Stack all that on one side, and on the other factor in the advice Corbett and Fikkert give in the final pages of their book regarding microfinance institutions (MFI’s) and the method they champion of lending money to the poor at low interest yet enforcing payback of the loans even when that is hard to do. This, they claim, is the most effective way to alleviate poverty, never mind the fact that the Bible in several places literally prohibits making loans – especially at interest – to the poor (see for instance Exod. 22:25-27; Lev. 25:35-37 or Deut. 23:19-20). And let us not forget that right at the core of the Gospel of Jesus Christ is the forgiveness of debts which appears to be based largely on the promise of Jubilee.
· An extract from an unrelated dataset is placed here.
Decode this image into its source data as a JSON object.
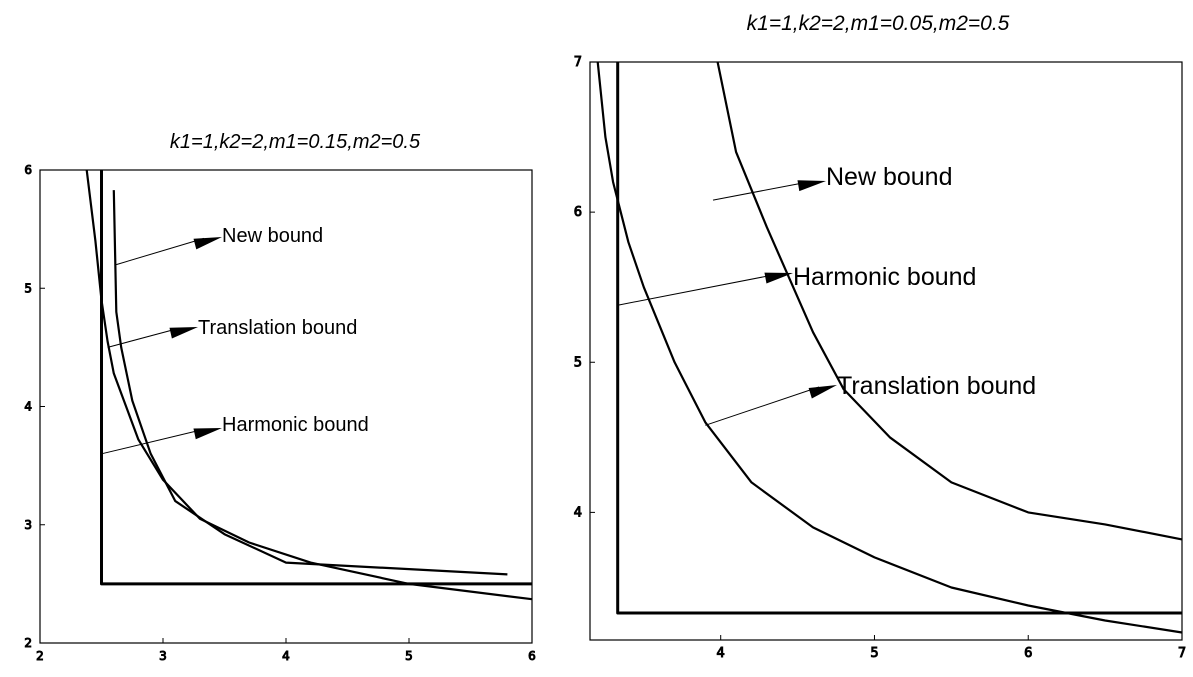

When Helping Hurts makes no mention of any of these foundational biblical principles as they preach their gospel of mammon and economic development.
And in the meantime, poverty grows worse as now even the church turns its back evermore on the poor feeling legitimated by these “effective” approaches which are neither biblical nor effective.
Look. I am not claiming that if you sell all you own, give it to the poor, count your riches in heaven and then go follow after Jesus that the poor will stop being poor. I never claimed that. In fact, you mostly likely will join the ranks of the poor if you do that. But that is the way of Jesus. That is his instruction. And it may well be that he thinks your sacrificial love for the poor is a witness to him and that is greater than any poverty alleviation. After all, “the poor you will always have with you, and you can do good to them whenever you like” (Mark 14:7 (echoing Deut. 15:7)).
But thanx largely to Corbett, Fikkert, and Lupton, we aren’t talking, as a church, about those deep theological matters. Instead, we are closing our doors as homeless people (at least 3) froze to death on the streets of Lubbock over the last decade, and we feel smug about our faith and Jesus’s lordship over our money.
And THAT is the When-Helping-Hurts decade in review.